41. Io non mi lusingo che tutte le mie vedute incontreranno l'approvazione e il suffragio di tutti; ma avendo dovuto ragionare di un documento non ancora da altri dichiarato, nulla ho voluto tacere di quanto erami venuto a mente in proposito, affinchè altri di maggiori lumi fornito scelga, corregga ed aggiunga quello che conviene; il che d'ordinario tanto meglio può farsi quanto è più copiosa la materia adunata da coloro che prima occuparono il campo dinanzi ignoto ed intatto.

I. ALIBRANDI.

ESPOSIZIONE DELLA REGOLA DI DRITTO ROMANO

NEMO PRO PARTE TESTATUS

PRO PARTE INTESTATUS DECEDERE POTEST

(Continuazione e fine: vedi anno I, pag. 147)

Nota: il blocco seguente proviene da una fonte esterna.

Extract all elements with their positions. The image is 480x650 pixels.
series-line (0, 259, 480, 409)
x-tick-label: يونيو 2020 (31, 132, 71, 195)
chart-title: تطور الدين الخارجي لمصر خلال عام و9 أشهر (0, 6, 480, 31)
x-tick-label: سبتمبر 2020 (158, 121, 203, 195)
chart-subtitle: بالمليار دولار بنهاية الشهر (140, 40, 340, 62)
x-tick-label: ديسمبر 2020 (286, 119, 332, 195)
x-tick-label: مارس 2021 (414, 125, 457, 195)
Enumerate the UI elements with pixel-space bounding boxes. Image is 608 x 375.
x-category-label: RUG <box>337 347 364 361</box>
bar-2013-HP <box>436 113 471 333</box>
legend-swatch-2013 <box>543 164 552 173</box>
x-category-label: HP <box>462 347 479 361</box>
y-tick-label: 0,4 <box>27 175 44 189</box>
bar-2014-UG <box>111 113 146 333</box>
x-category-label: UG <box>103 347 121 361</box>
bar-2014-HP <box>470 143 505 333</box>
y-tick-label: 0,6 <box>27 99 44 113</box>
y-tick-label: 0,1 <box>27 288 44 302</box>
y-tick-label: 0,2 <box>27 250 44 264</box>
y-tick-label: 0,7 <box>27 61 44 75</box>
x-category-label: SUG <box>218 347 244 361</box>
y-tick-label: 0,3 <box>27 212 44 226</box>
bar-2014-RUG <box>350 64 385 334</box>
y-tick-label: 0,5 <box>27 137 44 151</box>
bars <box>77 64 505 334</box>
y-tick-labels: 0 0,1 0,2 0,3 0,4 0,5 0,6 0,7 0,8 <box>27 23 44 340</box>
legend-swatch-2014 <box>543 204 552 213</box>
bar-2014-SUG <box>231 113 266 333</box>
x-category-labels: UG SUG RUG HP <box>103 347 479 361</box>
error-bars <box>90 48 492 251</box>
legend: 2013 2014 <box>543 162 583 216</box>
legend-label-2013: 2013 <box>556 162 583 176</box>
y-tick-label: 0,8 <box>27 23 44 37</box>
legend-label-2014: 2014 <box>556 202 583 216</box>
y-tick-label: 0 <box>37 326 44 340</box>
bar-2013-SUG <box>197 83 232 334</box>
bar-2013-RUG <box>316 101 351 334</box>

Dicemmo, che all'epoca classica solo nel testamento militare si trova, quanto all'istituzione dell'erede, fatta eccezione diretta alla regola nemo potest decedere ex parte testatus ex parte intestatus. Ha ragione Huschke loc. cit. quando nega, che a questa eccezione si abbia ad aggiungere un' altra relativa al testamento che sulla sola metà del loro peculio possono fare i servi populi romani1, Ulp. XX. 16. In verità il testamento è di tutto un patrimonio: solo che nel punto di farlo, il patrimonio vien ridotto alla metà di quello che fu per lo innanzi, ed il resto è attribuito allo Stato. Esempi nelle 1. 6. § 6. de injusto rupto, l. 13. C. de test. milit., Collat. leg. Mosaic. et Roman. tit. 5. c. 2. § 2.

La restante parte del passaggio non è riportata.